The UK has 3 parties of size: Conservative, Labour and Lib Dems. In the old system, the labour and lib dem voters would be essentially moving to a policy position that kept everyone in the UK as happy with them as possible, while still remaining vaguely rooted in their principles. However, in this new system, the Labour/Lib Dem parties will still gravitate towards this position…but the dividing line between those parties will now only be affected by the firm voting intentions of non conservative voters.

Under the old system, a policy change by the non-centrist opposition party (labour), that seriously upset conservatives, but made lib-dem voters happy… would maybe not be adopted, because the average approval of ALL voters (including conservatives) was being measured. Under the new system, labour policy totally ignores the hardcore conservative voters, and is only concerned with winning votes from the lib dems, and more importantly…winning VOTES…not just a change in opinion. So for example, a policy position that has no impact on right-wing lib-dems, but may well win over voters floating between lib-dem and labour…will get adopted.

(Of course the game abstracts this, and you don’t get to see oppositions literal policy positions, but its all represented in the way these thresholds move.)

Why does this matter? Because by making this change, a more sensible position is chosen for that red line. What that means is, under the new algorithm, with a PR system those red and blue parties are more likely to be equal sized, and we are more likely to get coalition outcomes. This is EXACTLY what you would expect under a system of proportional representation.

So thats one change… and something I am definitely still testing, and will be specific to PR, and thus the new DLC. However, when working on this I realised a fundamental misconception about party membership that is unbalancing the game.. <drumroll>

If you look at that chart again (in fact I’ll repeat it with some arrows..) you will see that the 3 parties also have a center point, which is used to determine how much someone believes in the party:

These locations determine how big the membership of your party gets. Someone close to the blue arrow is likely to join the bluie party, someone close to the green arrow is likely to…etc. See the problem?

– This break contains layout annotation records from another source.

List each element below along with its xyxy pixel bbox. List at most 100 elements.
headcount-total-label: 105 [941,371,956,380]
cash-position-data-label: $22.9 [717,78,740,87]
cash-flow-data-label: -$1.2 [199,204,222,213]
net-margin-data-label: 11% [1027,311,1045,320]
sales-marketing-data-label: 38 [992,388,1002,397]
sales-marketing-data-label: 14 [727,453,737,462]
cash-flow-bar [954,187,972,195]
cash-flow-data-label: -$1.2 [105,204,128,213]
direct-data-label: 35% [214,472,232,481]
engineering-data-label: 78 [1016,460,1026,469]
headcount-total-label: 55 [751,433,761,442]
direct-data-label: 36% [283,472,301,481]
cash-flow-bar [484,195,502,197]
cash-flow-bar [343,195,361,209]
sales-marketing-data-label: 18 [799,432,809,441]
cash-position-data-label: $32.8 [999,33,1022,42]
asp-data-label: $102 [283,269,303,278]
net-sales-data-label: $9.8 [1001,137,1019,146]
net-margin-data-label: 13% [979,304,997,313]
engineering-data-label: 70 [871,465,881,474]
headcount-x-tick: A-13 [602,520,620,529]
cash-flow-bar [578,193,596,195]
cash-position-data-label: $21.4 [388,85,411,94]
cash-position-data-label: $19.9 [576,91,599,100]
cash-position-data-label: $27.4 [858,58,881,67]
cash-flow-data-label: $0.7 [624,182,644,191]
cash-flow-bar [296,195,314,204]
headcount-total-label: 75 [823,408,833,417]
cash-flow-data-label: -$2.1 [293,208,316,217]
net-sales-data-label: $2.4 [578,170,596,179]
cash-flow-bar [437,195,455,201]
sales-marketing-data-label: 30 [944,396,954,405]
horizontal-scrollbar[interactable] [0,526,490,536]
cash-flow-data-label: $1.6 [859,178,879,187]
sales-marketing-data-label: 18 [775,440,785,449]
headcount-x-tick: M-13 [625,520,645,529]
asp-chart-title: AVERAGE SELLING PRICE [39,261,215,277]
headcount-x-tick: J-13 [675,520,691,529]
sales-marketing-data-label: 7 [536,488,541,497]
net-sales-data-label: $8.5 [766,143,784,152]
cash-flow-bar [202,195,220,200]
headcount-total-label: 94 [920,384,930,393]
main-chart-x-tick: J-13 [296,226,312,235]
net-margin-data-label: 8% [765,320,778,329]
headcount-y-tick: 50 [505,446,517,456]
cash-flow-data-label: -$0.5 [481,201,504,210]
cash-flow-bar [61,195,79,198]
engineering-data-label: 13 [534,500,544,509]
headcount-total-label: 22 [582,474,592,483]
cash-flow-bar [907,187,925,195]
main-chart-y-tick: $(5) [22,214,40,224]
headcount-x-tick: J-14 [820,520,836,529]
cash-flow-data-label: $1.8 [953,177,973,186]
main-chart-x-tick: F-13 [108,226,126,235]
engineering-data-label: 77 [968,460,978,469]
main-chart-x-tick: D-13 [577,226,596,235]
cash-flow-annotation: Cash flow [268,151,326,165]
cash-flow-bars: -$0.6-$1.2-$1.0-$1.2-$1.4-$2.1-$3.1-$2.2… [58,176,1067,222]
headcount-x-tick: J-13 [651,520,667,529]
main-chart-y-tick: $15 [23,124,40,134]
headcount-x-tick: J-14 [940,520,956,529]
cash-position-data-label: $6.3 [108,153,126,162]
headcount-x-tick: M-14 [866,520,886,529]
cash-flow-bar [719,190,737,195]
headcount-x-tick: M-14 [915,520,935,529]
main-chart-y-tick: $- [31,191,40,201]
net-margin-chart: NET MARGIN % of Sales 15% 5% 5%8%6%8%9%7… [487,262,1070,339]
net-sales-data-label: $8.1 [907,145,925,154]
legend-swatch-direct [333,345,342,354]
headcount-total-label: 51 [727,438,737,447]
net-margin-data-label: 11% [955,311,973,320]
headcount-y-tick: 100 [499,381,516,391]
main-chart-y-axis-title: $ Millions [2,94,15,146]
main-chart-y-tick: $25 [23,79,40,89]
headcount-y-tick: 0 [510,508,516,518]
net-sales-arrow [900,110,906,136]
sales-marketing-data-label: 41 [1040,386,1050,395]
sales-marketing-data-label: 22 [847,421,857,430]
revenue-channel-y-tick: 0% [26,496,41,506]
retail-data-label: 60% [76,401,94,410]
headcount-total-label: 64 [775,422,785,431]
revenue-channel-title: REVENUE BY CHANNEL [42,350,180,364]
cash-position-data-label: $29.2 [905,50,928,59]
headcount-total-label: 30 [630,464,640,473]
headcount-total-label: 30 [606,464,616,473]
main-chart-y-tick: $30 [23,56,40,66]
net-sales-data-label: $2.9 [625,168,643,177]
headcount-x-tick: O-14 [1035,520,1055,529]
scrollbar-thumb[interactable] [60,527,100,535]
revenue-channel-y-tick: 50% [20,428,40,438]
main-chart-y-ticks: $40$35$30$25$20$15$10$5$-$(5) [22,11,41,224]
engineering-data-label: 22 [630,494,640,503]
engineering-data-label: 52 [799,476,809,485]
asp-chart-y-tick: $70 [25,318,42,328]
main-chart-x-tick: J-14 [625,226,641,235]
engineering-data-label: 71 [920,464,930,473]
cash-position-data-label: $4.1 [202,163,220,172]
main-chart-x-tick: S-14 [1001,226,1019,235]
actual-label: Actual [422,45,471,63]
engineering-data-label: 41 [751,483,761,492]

Yup, the system is total bullshit. The centrist party has its membership center slap bang in the middle of its political sphere, but I placed the other 2 parties at the extremes. At the time, this made sense to me, but now… Ha. no. This makes no sense. Think about political parties on the edge of a mainstream political spectrum. Where are the members and activists? They are likely to be in the same position as the members in the centrist party: At the location CLOSEST to the center of policy position for that party. The voters shown at the red and green arrows are not diehard loyalists! they are the extreme libertarians or fascists or communists who consider the party they vote for to be a reluctant watered down compromise! They are actually the voters on the verge of ‘wasting’ their vote on a fringe party. No! The correct positions should be:

In other words, we should have some red party members here, and ok… maybe not a green party one yet, but certainly more likely than under the old system.

This is a fundamental coding screw up and design miscalculation. Its not exactly critical, but I strive for accuracy of my political modelling. This change will affect non-DLC vanilla games too. If you have been playing Democracy 4 and bemoaning the fact that only the middle party in 3 party countries ever gets any members, you are not wrong to do so. I’ll fix this for the next update.